Вися перед чужой пустотой, манящей нездешней сладостью, Торза скривился, наполняясь злобой, и нашарив у пояса нож, выдернул его из ножен. Не отводя глаз, резко повел левой рукой, поймал край замшевой рубахи, притянул к себе старого урода, жабу, смеющую квакать о том, что важнее для великого Торзы, непобедимого, лучшего…
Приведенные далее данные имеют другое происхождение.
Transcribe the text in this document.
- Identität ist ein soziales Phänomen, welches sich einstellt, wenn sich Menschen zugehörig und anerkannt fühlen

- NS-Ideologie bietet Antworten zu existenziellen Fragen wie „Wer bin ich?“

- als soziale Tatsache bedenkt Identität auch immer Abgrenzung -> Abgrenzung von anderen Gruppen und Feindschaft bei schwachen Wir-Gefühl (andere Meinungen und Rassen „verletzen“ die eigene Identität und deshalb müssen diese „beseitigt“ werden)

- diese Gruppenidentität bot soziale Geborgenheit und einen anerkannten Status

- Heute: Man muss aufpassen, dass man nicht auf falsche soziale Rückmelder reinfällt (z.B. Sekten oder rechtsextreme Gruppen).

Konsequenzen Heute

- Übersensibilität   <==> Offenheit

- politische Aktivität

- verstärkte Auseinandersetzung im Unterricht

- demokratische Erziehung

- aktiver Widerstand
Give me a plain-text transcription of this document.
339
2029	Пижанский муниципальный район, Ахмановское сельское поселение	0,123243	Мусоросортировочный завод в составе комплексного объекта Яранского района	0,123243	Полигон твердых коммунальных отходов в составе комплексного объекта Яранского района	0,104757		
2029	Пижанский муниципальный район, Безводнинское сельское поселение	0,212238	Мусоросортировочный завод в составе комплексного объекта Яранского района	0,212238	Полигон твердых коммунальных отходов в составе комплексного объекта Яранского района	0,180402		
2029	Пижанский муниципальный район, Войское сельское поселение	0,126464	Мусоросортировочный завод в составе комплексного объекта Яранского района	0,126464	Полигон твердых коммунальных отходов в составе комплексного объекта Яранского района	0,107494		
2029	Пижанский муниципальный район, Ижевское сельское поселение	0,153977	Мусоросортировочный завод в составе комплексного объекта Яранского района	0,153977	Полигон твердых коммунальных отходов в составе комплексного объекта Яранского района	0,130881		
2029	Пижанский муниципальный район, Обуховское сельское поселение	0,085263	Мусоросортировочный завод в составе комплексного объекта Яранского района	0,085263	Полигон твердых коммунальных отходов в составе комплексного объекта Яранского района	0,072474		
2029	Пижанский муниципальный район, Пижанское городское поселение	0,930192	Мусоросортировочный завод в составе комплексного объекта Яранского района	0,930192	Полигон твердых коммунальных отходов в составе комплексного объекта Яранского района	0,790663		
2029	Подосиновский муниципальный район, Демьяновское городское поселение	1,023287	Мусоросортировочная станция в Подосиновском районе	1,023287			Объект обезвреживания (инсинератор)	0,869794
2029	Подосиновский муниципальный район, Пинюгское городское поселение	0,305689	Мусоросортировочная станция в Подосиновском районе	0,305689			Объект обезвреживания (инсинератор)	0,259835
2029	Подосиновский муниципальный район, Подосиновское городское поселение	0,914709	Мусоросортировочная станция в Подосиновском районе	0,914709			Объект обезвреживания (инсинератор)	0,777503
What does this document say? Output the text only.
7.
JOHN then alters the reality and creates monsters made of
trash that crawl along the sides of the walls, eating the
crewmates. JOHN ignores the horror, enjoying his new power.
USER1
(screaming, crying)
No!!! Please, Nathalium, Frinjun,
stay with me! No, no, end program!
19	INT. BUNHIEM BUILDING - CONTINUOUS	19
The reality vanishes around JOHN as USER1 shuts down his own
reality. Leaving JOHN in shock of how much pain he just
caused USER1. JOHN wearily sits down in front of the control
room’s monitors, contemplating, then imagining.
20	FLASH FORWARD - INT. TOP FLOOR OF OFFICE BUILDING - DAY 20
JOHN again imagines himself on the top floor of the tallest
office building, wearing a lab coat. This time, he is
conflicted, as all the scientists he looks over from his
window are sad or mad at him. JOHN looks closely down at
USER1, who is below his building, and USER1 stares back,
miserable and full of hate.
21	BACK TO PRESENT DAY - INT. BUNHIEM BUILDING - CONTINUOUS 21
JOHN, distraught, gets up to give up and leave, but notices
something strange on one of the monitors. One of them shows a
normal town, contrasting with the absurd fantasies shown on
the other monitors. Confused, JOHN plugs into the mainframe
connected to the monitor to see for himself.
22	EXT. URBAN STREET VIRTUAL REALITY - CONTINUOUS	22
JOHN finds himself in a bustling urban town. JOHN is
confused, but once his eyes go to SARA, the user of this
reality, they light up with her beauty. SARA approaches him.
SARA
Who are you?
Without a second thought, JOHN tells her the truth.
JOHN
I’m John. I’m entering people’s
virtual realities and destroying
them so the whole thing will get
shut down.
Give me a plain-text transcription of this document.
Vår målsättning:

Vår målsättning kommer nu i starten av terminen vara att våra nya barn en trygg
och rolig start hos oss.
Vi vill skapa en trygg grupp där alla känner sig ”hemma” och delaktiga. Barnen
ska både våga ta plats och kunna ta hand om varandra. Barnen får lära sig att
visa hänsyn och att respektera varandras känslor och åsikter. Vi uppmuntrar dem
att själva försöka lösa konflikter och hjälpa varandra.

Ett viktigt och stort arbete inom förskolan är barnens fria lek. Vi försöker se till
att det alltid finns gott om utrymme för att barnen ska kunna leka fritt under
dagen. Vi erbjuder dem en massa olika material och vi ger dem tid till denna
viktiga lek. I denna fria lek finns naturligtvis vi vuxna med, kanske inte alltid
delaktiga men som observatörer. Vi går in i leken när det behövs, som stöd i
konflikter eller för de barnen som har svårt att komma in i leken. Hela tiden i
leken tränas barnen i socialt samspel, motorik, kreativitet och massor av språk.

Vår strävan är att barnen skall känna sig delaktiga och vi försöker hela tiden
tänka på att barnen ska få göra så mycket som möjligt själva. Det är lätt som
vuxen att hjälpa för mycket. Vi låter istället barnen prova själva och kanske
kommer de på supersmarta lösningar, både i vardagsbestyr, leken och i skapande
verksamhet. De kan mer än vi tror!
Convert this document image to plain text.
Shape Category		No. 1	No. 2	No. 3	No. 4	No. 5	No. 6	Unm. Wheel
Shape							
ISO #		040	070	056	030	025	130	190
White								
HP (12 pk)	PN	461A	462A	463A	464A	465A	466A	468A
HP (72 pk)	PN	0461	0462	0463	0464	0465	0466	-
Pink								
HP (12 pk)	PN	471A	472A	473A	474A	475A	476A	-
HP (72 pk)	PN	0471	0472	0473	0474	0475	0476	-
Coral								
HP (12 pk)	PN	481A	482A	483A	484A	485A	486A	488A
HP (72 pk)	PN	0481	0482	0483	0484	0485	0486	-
Серая пустота кивнула, ободряя и подсказывая. Свернулась мягкими завитками, рисуя лицо Энии, ее лоб, ее гордый нос и раскрытые губы, ведь он брал ее, брал амазонку, лежала под ним, он — победитель!
— Твои дети, вождь!
Торза коснулся ножом старой шеи, удерживая шамана за оттопыренный ворот. Раскрыл рот, шипя, повторяя слова за своей Энией, что лежала среди тяжелых белых цветов, истекающих соком любви:
— С-слишком зажился, старая плесень…
Одновременно с движением ножа, с неумолимой плавностью входящего в сухую старческую кожу, в уши его грянуло имя:
— Хаидэ!
Тело Торзы судорожно скрутилось, задергавшись, и он со стуком упал на вытоптанную землю рядом с потухшим костром. Ударился головой и пополз прочь, мыча, хватаясь за стебли вылощенной травы окровавленной рукой. Но тут же остановился и завертелся на месте, как вертится волк, сшибленный ударом конского копыта. Вскидывался и падал, ничего не видя, оглохнув от ярости и непонимания. И, падая, бился и бился головой о землю, чтоб не пустить в голову мысль о том, как плавно вошло лезвие в старую шею.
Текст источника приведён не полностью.